"It's educational. It's very emotional at times. It'll definitely get people talking." Pixie McKenna is no doubt that her latest TV show will have Irish tongues wagging. Well, we are talking sex here. Or more specifically: Pixie's Sex Clinic.

This new three-part series started on Tuesday night on RTÉ2, and the Cork-born doctor and TV presenter - probably best known for Channel 4 's Embarrassing Bodies - is keen to get to the truth about the sexual habits of young Irish adults.

"It's a whistle-stop tour of sex in Ireland, focusing on young people," she explains. "Generally speaking, it's 17-to-18 years up to about 25. The aim is not encourage people to rush out and start having sex with each other, it's very much about learning."

Pixie’s Sex Clinic is the first Irish TV series dedicated to education in sex, sexual health and behaviour. With a team of experts in medicine, psychology and sexual well-being, she aims to create a comfortable space for young people to talk openly about physical and emotional sexual worries. It's especially important to have this discussion, McKenna reckons, given what's on tap these days.

Pixie McKenna with a workshop group

"They're the generation that has everything at their fingertips. When you were growing up homosexuality was illegal, you couldn't watch porn... but these days everyone has everything. Everyone has internet access, there's instant gratification..." But that doesn't mean that they know what they're doing or, more importantly, what the pitfalls might be.

"I can see that the knowledge has caught up, but it hasn't caught up to the extent that, you think these kids are really streetwise, but they haven't got a clue about a lot of stuff," says McKenna, who points out some of the flawed thinking she encountered.

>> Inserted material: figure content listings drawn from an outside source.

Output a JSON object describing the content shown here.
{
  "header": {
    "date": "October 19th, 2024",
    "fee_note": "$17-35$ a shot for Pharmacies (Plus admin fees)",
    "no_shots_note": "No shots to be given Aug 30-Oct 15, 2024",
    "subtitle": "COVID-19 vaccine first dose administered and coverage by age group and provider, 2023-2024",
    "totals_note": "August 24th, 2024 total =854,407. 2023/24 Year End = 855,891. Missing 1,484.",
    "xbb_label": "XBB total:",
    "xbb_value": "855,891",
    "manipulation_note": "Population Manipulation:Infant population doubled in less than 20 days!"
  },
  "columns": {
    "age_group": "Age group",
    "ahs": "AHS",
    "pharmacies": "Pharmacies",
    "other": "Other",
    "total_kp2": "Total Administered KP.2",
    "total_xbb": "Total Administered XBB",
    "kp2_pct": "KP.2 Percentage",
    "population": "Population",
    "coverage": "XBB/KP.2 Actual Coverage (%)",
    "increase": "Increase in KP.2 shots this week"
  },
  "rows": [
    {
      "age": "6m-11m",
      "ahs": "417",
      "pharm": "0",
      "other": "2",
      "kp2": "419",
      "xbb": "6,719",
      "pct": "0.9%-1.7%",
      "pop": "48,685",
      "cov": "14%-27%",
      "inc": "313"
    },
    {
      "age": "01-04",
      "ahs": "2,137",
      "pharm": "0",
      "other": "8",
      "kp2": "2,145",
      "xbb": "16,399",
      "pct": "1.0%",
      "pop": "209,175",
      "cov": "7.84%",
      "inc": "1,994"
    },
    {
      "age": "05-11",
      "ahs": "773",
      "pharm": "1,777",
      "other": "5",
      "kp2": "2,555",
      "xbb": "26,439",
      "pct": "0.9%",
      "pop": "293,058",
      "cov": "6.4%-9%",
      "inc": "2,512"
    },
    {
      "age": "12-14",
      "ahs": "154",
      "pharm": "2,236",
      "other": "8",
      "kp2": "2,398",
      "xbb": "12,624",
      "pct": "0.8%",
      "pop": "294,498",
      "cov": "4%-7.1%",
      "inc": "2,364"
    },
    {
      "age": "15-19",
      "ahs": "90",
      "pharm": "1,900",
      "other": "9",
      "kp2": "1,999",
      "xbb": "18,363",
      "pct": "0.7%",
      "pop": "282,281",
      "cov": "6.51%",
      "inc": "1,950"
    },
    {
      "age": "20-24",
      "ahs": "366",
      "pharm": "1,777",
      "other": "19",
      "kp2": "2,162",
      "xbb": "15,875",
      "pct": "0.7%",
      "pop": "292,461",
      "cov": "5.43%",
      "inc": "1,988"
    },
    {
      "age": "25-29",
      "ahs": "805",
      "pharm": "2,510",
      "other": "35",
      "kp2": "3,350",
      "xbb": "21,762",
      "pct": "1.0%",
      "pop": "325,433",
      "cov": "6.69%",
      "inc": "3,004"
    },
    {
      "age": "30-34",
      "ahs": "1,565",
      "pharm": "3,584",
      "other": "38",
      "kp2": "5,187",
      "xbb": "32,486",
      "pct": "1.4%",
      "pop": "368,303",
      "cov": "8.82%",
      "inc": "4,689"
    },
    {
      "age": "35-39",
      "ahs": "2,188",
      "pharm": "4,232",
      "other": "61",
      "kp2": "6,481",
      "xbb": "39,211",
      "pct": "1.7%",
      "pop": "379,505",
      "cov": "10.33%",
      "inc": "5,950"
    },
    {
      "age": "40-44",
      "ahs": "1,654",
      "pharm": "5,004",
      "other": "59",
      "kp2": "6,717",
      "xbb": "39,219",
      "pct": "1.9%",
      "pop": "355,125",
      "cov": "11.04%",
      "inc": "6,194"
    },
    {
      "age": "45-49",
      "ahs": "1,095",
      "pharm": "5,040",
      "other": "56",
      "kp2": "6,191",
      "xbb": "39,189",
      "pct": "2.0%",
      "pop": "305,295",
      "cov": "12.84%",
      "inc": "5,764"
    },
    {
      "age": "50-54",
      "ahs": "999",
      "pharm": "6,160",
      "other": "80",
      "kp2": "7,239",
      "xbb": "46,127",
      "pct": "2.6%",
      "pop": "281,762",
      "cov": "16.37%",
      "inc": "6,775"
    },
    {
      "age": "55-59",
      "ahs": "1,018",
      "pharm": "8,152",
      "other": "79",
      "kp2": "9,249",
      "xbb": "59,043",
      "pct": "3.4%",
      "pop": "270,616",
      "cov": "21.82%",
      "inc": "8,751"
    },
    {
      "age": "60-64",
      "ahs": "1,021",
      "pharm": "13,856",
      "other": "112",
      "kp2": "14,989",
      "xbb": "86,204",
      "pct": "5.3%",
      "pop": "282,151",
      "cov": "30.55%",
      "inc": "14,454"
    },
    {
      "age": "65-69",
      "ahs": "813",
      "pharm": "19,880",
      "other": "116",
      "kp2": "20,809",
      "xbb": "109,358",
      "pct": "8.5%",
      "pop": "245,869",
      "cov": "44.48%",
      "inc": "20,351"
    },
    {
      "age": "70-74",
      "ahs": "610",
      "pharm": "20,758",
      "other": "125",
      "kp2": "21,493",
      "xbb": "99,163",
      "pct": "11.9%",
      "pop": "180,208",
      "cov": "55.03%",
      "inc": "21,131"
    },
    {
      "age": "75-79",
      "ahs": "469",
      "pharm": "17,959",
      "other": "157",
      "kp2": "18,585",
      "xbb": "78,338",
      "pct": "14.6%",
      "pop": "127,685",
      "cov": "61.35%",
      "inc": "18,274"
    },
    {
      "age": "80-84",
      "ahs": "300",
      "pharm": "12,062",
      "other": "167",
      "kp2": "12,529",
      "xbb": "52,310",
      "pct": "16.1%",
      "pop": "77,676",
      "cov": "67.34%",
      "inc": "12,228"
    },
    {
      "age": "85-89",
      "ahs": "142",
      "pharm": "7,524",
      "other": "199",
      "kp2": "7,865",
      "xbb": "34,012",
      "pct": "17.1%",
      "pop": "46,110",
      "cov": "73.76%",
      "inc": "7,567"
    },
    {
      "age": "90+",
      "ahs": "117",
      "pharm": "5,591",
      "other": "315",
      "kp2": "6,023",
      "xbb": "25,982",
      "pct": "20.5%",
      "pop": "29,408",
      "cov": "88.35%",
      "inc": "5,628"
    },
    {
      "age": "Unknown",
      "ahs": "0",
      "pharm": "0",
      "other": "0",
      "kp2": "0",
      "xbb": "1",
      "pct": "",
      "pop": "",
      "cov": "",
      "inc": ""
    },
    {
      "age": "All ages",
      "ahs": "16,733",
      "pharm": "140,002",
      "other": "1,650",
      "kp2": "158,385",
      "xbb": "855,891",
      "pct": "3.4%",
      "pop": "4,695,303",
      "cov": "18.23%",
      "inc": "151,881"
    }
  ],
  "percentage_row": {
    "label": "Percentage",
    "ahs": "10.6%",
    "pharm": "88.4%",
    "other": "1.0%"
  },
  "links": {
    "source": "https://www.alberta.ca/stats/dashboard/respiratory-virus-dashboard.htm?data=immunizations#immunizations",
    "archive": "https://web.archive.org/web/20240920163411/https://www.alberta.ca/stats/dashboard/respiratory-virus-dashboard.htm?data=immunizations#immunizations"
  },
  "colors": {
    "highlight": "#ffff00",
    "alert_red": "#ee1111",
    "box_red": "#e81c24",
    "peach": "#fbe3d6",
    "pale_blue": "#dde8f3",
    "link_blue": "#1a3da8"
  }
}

"An awful lot of people who were in our workshop don't like using condoms, and didn't know how to use condoms, which was quite incredible. So we had a demo of plastic penises, one of which was green. Very 1916! It was quite hilarious.

"Most of them were very much: 'We don't like condoms', 'Have never had a sexually transmitted infection', then that was followed by the question, 'Have you ever had a test?' 'No.' 'So how do you know that you never had an infection?' That was shocking, that they're actually prepared to have unsafe sex and not even bothering to find out the consequences."

In the first episode, Pixie’s Sex Clinic explores the mistakes, misconceptions and taboos that 17-25-year-olds are faced with when it comes to their sex lives: from the type of sex they’re having, to contraception choices and sexually transmitted infections.?

Through a series of workshops, McKenna gets people to play a game of STI Bingo (ooh - no one wants to win a prize in that), find out how to take an STI test, and also tackle the tricky subject of consent.?And with Ireland being Ireland, alcohol plays a part in our sex lives.

"A huge part," McKenna confirms. "And we did a workshop on consent, and obviously alcohol and sex go hand-in-hand in Ireland, as in an awful lot of countries around the world. Consent and alcohol is a very confusing agenda.

"There were these streetwise university students debating consent. At one point one of them said: 'What's the age of consent?' to which another one replied: 'Eh, I don't know. But it's different for boys and girls.'

"So they're out there, they're sexually active, and they don't even know the age of consent."